Abstract
We theoretically study the diffusion of a single attractive nanoparticle (NP) in unentangled and entangled polymer melts based on combining microscopic "core-shell" and "vehicle" mechanisms in a dynamic bond percolation theory framework. A physical picture is constructed which addresses the role of chain length (N), degree of entanglement, nanoparticle size, and NP-polymer attraction strength. The nanoparticle diffusion constant is predicted to initially decrease with N due to the dominance of the core-shell mechanism, then to cross over to the vehicle diffusion regime with a weaker N dependence, and eventually plateau at large enough N. This behavior corresponds to decoupling of NP diffusivity from the macroscopic melt viscosity, which is reminiscent of repulsive NPs in entangled melts, but here it occurs for a distinct physical reason. Specifically, it reflects a crossover to a transport mechanism whereby nanoparticles adsorb on polymer chains and diffuse using them as "vehicles" over a characteristic desorption time scale.
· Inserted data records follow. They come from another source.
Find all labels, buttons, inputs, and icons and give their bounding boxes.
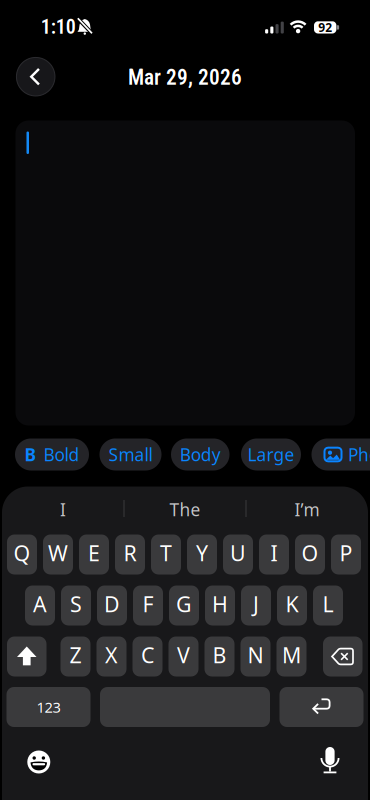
button[interactable]: Back (16, 58, 55, 96)
staticText: L (322, 590, 334, 618)
button[interactable]: F (133, 586, 163, 626)
button[interactable]: I’m (248, 493, 366, 526)
button[interactable]: Photo (312, 438, 370, 470)
button[interactable]: N (240, 636, 270, 676)
staticText: S (70, 590, 82, 618)
staticText: G (176, 590, 192, 618)
button[interactable]: Large (241, 438, 301, 470)
button[interactable]: Z (60, 636, 90, 676)
button[interactable]: Y (187, 534, 217, 574)
button[interactable]: M (276, 636, 306, 676)
button[interactable]: E (79, 534, 109, 574)
staticText: 92 (318, 19, 332, 35)
button[interactable]: T (151, 534, 181, 574)
button[interactable]: The (126, 493, 244, 526)
staticText: D (104, 590, 120, 618)
staticText: Photo (348, 443, 370, 466)
button[interactable]: Q (7, 534, 37, 574)
button[interactable]: W (43, 534, 73, 574)
staticText: T (160, 539, 172, 567)
staticText: Large (248, 443, 294, 466)
button[interactable]: O (295, 534, 325, 574)
staticText: Q (14, 539, 30, 567)
button[interactable]: V (168, 636, 198, 676)
button[interactable]: B (204, 636, 234, 676)
staticText: Body (180, 443, 221, 466)
staticText: I’m (294, 498, 320, 521)
button[interactable]: X (96, 636, 126, 676)
staticText: M (282, 641, 301, 669)
button[interactable]: Emoji (24, 747, 54, 777)
staticText: F (142, 590, 154, 618)
button[interactable]: A (25, 586, 55, 626)
staticText: U (230, 539, 246, 567)
staticText: J (253, 590, 259, 618)
staticText: O (302, 539, 318, 567)
staticText: B (212, 641, 226, 669)
staticText: I (270, 539, 278, 567)
button[interactable]: L (313, 586, 343, 626)
staticText: Z (70, 641, 82, 669)
button[interactable]: H (205, 586, 235, 626)
staticText: 123 (36, 697, 60, 717)
button[interactable]: D (97, 586, 127, 626)
button[interactable]: C (132, 636, 162, 676)
button[interactable]: I (259, 534, 289, 574)
button[interactable]: Body (171, 438, 230, 470)
button[interactable]: I (4, 493, 122, 526)
button[interactable]: Return (280, 687, 364, 727)
staticText: R (124, 539, 136, 567)
button[interactable]: R (115, 534, 145, 574)
button[interactable]: J (241, 586, 271, 626)
button[interactable]: Shift (7, 636, 46, 676)
staticText: 1:10 (41, 15, 76, 39)
button[interactable]: P (331, 534, 361, 574)
button[interactable]: B (15, 438, 89, 470)
staticText: K (286, 590, 298, 618)
staticText: A (33, 590, 47, 618)
staticText: I (60, 498, 66, 521)
button[interactable]: Small (100, 438, 162, 470)
button[interactable]: S (61, 586, 91, 626)
staticText: X (105, 641, 118, 669)
button[interactable]: G (169, 586, 199, 626)
staticText: The (170, 498, 200, 521)
staticText: Bold (44, 443, 80, 466)
button[interactable]: Dictate (315, 744, 345, 776)
button[interactable]: K (277, 586, 307, 626)
staticText: Mar 29, 2026 (128, 65, 242, 90)
staticText: W (48, 539, 68, 567)
staticText: N (248, 641, 264, 669)
button[interactable]: U (223, 534, 253, 574)
staticText: V (177, 641, 190, 669)
staticText: C (141, 641, 154, 669)
staticText: H (212, 590, 228, 618)
staticText: Y (196, 539, 208, 567)
staticText: E (88, 539, 100, 567)
staticText: P (340, 539, 352, 567)
button[interactable]: Delete (323, 636, 362, 676)
staticText: Small (108, 443, 152, 466)
staticText: B (24, 443, 36, 466)
button[interactable]: 123 (6, 687, 90, 727)
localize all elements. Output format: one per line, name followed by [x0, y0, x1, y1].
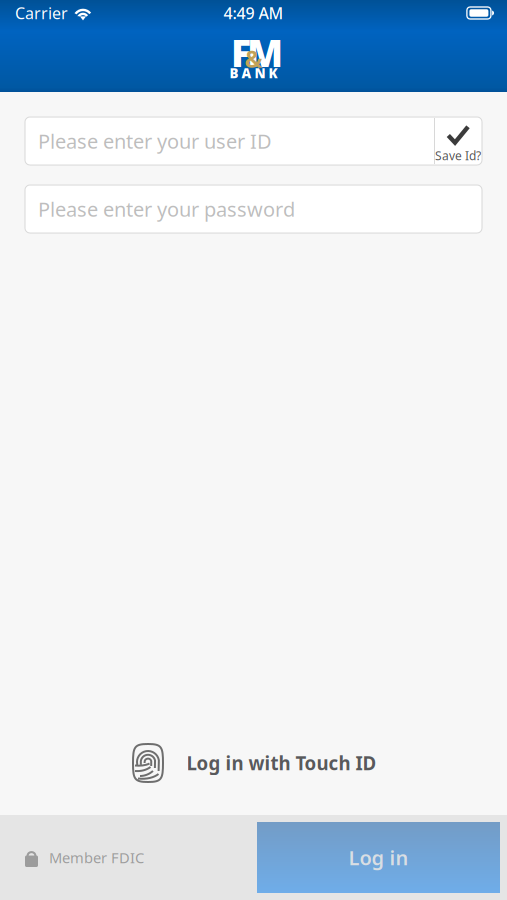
staticText: Please enter your user ID: [38, 128, 272, 154]
staticText: 4:49 AM: [224, 2, 284, 24]
staticText: Log in with Touch ID: [186, 751, 376, 775]
staticText: Member FDIC: [49, 848, 144, 867]
staticText: B A N K: [230, 64, 278, 82]
staticText: Carrier: [15, 2, 68, 24]
staticText: Log in: [348, 844, 408, 871]
staticText: Save Id?: [435, 148, 481, 163]
button[interactable]: Log in with Touch ID: [0, 735, 507, 791]
button[interactable]: Log in: [257, 822, 500, 893]
button[interactable]: Save Id?: [434, 118, 482, 164]
staticText: Please enter your password: [38, 196, 295, 222]
staticText: F: [231, 28, 251, 77]
staticText: &: [244, 43, 262, 74]
staticText: M: [247, 28, 283, 77]
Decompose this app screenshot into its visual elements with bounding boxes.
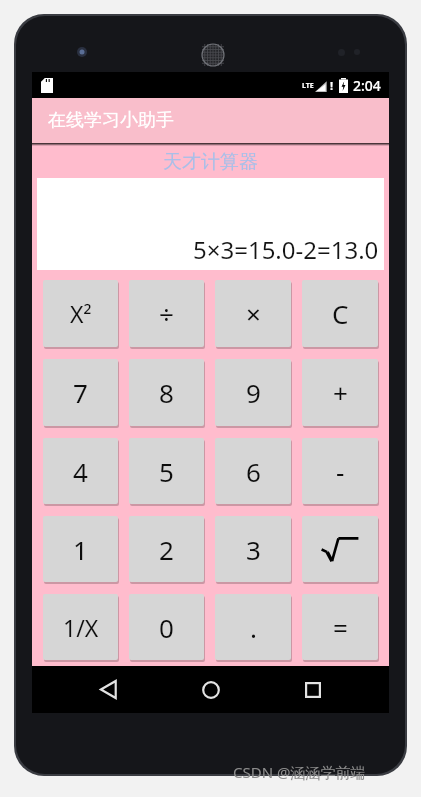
staticText: 6 <box>246 454 261 489</box>
staticText: CSDN @涵涵学前端 <box>233 762 366 782</box>
staticText: C <box>332 296 349 331</box>
button[interactable]: Recent apps <box>286 666 340 713</box>
button[interactable]: + <box>302 359 378 426</box>
button[interactable] <box>302 516 378 582</box>
staticText: × <box>246 296 261 331</box>
button[interactable]: 6 <box>215 438 291 504</box>
staticText: - <box>336 454 345 489</box>
button[interactable]: = <box>302 594 378 660</box>
button[interactable]: - <box>302 438 378 504</box>
button[interactable]: 8 <box>129 359 204 426</box>
staticText: + <box>333 375 348 410</box>
staticText: 4 <box>73 454 88 489</box>
button[interactable]: 7 <box>43 359 118 426</box>
staticText: 天才计算器 <box>163 150 258 174</box>
button[interactable]: Back <box>81 666 135 713</box>
button[interactable]: 4 <box>43 438 118 504</box>
button[interactable]: 2 <box>129 516 204 582</box>
button[interactable]: 9 <box>215 359 291 426</box>
staticText: 9 <box>246 375 261 410</box>
button[interactable]: ÷ <box>129 280 204 347</box>
staticText: . <box>250 610 257 645</box>
staticText: 3 <box>246 532 261 567</box>
staticText: 5 <box>159 454 174 489</box>
button[interactable]: C <box>302 280 378 347</box>
staticText: 2 <box>159 532 174 567</box>
staticText: X² <box>70 298 92 329</box>
staticText: 1/X <box>63 612 99 643</box>
staticText: ! <box>330 78 334 93</box>
staticText: 8 <box>159 375 174 410</box>
staticText: = <box>333 610 348 645</box>
staticText: 1 <box>73 532 88 567</box>
button[interactable]: 1 <box>43 516 118 582</box>
staticText: 在线学习小助手 <box>48 109 174 132</box>
button[interactable]: 5 <box>129 438 204 504</box>
button[interactable]: Home <box>184 666 238 713</box>
button[interactable]: 1/X <box>43 594 118 660</box>
staticText: 0 <box>159 610 174 645</box>
staticText: ÷ <box>159 296 174 331</box>
button[interactable]: . <box>215 594 291 660</box>
staticText: LTE <box>302 81 314 91</box>
staticText: 2:04 <box>353 76 381 95</box>
button[interactable]: X² <box>43 280 118 347</box>
button[interactable]: 3 <box>215 516 291 582</box>
button[interactable]: × <box>215 280 291 347</box>
button[interactable]: 在线学习小助手 <box>32 98 389 143</box>
staticText: 7 <box>73 375 88 410</box>
button[interactable]: 0 <box>129 594 204 660</box>
staticText: 5×3=15.0-2=13.0 <box>193 233 379 266</box>
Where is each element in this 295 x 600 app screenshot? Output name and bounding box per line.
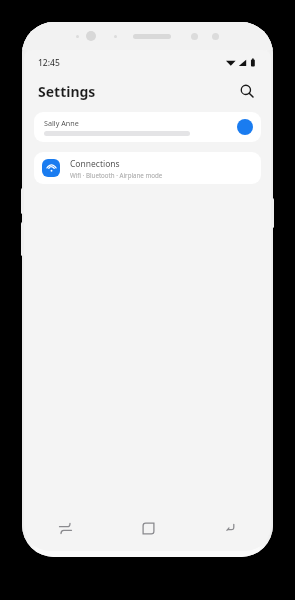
button[interactable]: Search bbox=[237, 81, 257, 101]
button[interactable]: Connections bbox=[34, 152, 261, 184]
staticText: Sally Anne bbox=[44, 118, 79, 128]
button[interactable]: Recents bbox=[24, 505, 107, 551]
button[interactable]: Sally Anne bbox=[34, 112, 261, 142]
button[interactable]: Home bbox=[107, 505, 189, 551]
staticText: Connections bbox=[70, 158, 120, 170]
button[interactable]: Back bbox=[189, 505, 271, 551]
staticText: 12:45 bbox=[38, 57, 60, 69]
staticText: Wifi · Bluetooth · Airplane mode bbox=[70, 171, 163, 179]
staticText: Settings bbox=[38, 82, 96, 101]
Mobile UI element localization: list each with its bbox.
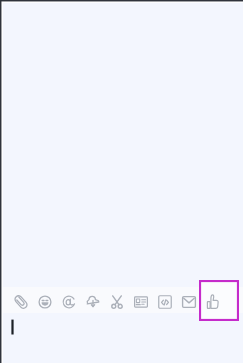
- button[interactable]: Cut: [105, 290, 129, 314]
- button[interactable]: Email: [177, 290, 201, 314]
- button[interactable]: Insert emoji: [33, 290, 57, 314]
- button[interactable]: Mention: [57, 290, 81, 314]
- button[interactable]: Like: [201, 290, 225, 314]
- button[interactable]: Attach file: [9, 290, 33, 314]
- button[interactable]: Upload file: [81, 290, 105, 314]
- button[interactable]: Insert contact card: [129, 290, 153, 314]
- button[interactable]: Insert code: [153, 290, 177, 314]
Repetition of random desorption events then leads to Fickian long time NP diffusion. Complementary simulations for a range of chain lengths and low to moderate NP-polymer attraction strengths are also performed. They allow testing of the proposed diffusion mechanisms and qualitatively support the theoretically predicted dynamic crossover behavior. When the desorption time is smaller than or comparable to the onset of entangled polymer dynamics, the NP diffusivity becomes almost chain length independent.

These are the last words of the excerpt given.